A few months ago, my friend (a previous podcast guest) recommended the book Adam’s Return by the theologian Richard Rohr. It’s a book about the lost art of rites of passage.
According to Rohr, the purpose of initiation was to teach essential truths. Rohr suggests that all great spirituality is about what we do with our pain. The first initiation lesson was to teach the young man not to run from pain and, in fact, not to get rid of any pain until he had first learned its lessons.
What if the significant lesson of setbacks is to awaken us to the truth that life is hard? Initiation is not about being a warrior as much as it is about being conscious, awake, and alert. Rohr writes, “Note how much Jesus talks about the same issue, and “I am awake” is the very meaning of the name Buddha.”
Although there is the potential to experience setbacks and not reap the gift of greater understanding about ourselves and the world around us, we are all prone to blame others and repress our negative emotions. The Stoic philosopher Epictetus said, “An ignorant person is inclined to blame others for his own misfortune. To blame oneself is proof of progress. But the wise person never has to blame another or themselves.”

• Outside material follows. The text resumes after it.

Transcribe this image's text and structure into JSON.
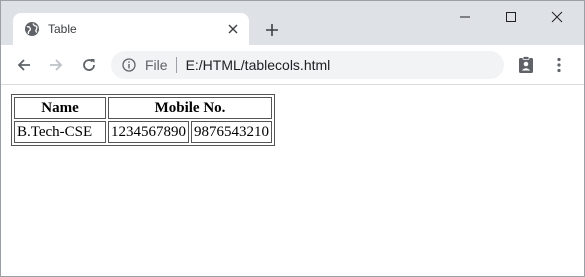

Rohr sums up his point this way,
It is finally all about one thing: What are you going to do with your pain? Are you going to blame others for it? Are you going to think that it has to be fixed? As the Buddha is supposed to have said, “Pain is part of the deal”! No one lives on this earth without it. It is the great teacher, although none of us want to admit it. If we do not transform our pain, we will transmit it in some form.